Ampere Computing, startup headed by Intel’s ex-president launches first chips
Ampere said the new chips, which cost $550 to $850, have been selected by Lenovo Group Ltd and several other companies that make servers, which power Internet-based services.
Ampere Computing, the startup headed by Intel Corp's former president Renee James, on Tuesday said it released its first data center chips derived from the same underlying technology as mobile phone chips.
Ampere said the new chips, which cost $550 to $850, have been selected by Lenovo Group Ltd and several other companies that make servers, which power Internet-based services.
The server chip market is dominated by Intel, which controls more than 90% of the market. But longtime Intel rival Advanced Micro Devices Inc is expected to take market share in the coming year because Intel has delayed its newest generation of chip-making technology, saying that server chips made with it are not likely to hit the market until 2020.
But Ampere is taking a different path from both Intel and AMD. Those two use an underlying technology called x86, which powers most PCs.

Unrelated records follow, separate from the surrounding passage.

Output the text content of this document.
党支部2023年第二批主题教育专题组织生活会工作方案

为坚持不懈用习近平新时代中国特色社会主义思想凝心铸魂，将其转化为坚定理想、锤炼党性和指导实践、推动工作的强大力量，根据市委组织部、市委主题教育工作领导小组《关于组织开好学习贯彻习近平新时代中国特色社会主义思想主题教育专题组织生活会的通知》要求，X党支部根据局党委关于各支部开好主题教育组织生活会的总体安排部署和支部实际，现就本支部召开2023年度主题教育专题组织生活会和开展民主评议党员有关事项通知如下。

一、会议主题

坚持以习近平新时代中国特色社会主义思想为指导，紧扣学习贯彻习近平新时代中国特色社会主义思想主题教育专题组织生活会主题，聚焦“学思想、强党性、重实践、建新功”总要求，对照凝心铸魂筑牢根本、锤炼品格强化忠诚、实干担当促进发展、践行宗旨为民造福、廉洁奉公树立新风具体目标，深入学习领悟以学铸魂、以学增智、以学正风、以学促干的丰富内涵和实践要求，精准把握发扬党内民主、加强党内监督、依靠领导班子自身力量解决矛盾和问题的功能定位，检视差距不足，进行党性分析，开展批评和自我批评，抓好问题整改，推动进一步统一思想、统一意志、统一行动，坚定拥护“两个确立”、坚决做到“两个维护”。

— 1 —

Ampere is using an underlying technology licensed from Softbank Group Corp's Arm Holdings - the same technology that powers both Android and Apple Inc's mobile phones. The Arm-based chips require less electricity to run and are cheaper to make.
But the Arm technology has not yet matched Intel's computing muscle, which Ampere, along with rivals such as Qualcomm Inc and Cavium Inc, are aiming to change in hopes of luring data center customers away from Intel. Major technology firms like Alphabet's Google Inc and Facebook Inc are some of the world's biggest buyers of Intel server chips.
James spent 28 years at Intel working closely with some of those very customers. Ampere says its chips - which come in 16- and 32-core versions with speeds of up to 3.3 gigahertz - are designed to compete with mid-level traditional server chips. But James said the company put extra care into ensuring the chips run customers' software well as opposed to acing speed tests.
"Making things run fast in the abstract is great on PowerPoint presentations, but it doesn't help things run fast in your customer's data center," she told Reuters in an interview.
Unlike Intel, Ampere does not make its own chips. It contracts that work out to Taiwan Semiconductor Co Ltd , similar to Apple and Qualcomm. But that means Ampere's next generation of chips, due in 2019, will take advantage of TSMC's 7-nanometer manufacturing technology, which is more advanced than Intel's current generation of technology and is being used on Apple's newest iPhones and Qualcomm's latest phone processors.
"We benefit from the fact that we're on the same process as people who are making billions of units," James told Reuters.